I am not sure why she had chosen to adopt me as her personal pet. But I was grateful. We are best friends, Tas and I, even though we do not appear to seem right for one another. Tas is as tough as nails, and I am quite the ‘conflict avoider’. My black hair and slender features tell of a young teenager going through a growth spurt. My legs and arms are longer than my trunk and my feet are boats. In contrast with Tas’s perfect balance and control, I am often falling over my feet, knocking things over and pretty much being a ‘clumsy oaf’ as mom puts it. My eyes are dark brown, almost black, and I weigh in at forty eight Kilograms, against my one metre seventy five centimetres. I am not too short or too tall for my school class mates, but judging by the size eight shoes, I am already outgrowing, that will soon be changing too. I am not pimply like some of those in my grade. I watch and secretly dread the possibility that I might soon be afflicted with what is common to most teenagers. Being a young fifteen leaves me a bit between the ‘safe world’ I knew as a child, and the world of the adults I so want the freedom to explore, and be accepted into.
But at this moment, lying in my bed, in the dark, I feel as though I am in neither of these worlds.
The only light in my room was coming in from under my door, where it was reflecting up off the polished wooden floor, and throwing shadows of my toys and furniture against the walls.

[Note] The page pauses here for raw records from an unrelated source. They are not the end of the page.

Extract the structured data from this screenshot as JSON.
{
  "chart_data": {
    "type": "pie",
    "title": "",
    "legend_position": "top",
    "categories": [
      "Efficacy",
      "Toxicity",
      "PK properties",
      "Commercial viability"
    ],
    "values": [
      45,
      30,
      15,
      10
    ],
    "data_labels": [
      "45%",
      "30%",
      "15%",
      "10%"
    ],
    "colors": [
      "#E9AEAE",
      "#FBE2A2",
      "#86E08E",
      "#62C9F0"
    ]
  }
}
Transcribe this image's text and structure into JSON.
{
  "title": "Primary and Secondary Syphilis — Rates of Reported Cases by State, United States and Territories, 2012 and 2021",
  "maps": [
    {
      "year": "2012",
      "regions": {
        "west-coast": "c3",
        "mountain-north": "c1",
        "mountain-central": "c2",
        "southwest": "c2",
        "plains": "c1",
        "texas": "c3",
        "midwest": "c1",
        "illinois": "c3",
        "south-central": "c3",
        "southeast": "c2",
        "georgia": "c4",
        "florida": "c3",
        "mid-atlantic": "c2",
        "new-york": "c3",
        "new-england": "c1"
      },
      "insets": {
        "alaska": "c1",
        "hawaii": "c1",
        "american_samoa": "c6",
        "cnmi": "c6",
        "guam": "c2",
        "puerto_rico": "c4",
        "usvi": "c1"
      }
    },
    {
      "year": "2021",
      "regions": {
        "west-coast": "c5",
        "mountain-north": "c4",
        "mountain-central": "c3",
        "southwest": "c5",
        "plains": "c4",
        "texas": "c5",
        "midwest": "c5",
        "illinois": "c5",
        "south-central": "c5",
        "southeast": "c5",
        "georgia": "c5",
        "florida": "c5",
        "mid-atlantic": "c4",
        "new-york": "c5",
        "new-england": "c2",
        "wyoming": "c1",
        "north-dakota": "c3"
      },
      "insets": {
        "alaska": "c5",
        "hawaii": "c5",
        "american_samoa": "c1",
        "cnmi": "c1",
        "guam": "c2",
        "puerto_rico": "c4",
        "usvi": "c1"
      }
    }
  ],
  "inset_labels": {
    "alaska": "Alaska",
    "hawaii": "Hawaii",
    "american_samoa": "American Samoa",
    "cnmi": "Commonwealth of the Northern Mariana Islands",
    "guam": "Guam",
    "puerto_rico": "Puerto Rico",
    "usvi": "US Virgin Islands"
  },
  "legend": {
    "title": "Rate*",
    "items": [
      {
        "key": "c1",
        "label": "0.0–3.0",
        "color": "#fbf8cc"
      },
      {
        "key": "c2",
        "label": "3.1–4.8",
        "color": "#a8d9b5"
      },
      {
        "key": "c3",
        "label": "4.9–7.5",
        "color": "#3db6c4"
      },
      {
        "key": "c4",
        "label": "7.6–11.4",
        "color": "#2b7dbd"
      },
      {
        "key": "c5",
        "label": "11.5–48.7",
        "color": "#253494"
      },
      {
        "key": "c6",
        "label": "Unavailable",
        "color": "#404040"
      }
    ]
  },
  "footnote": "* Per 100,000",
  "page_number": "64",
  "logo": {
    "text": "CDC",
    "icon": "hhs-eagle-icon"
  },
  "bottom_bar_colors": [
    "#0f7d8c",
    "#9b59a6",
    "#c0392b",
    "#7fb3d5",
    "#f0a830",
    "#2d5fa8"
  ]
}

I took a little comfort from the fact that I was not alone in my room, but my companion lay purring, oblivious to my concerns. She was in her own dreamland. A dreamland I wished that right now, I could be sharing. But I could not sleep. Something was going on in my house.
Again the tell-tale grey shadow moved across the rectangular strip of moonshine painted on my floor, but this time it moved from right to left. As I watched it, it disappeared off my rectangular radar.
I waited… and then realised I had forgotten to breathe and so inhaled deeply, cringing at the explosive sound in my head as I exhaled sharply and inhaled again.
I calmed my breathing down and tried to think clearly.
The thing that was bothering me most was that I had woken up with a start, aware of something intangible… something unseen … Something, which made the hair on my neck stand on end. Strangely, I did not feel afraid when I awoke and sensed this presence. I was simply curious as to what was here and why, paradoxically, a gentle soft peaceful feeling was washing over me. How, I wondered, could such feelings be coupled with the hair on my neck rising and my heart beating faster? I could not make sense of it. But it was real.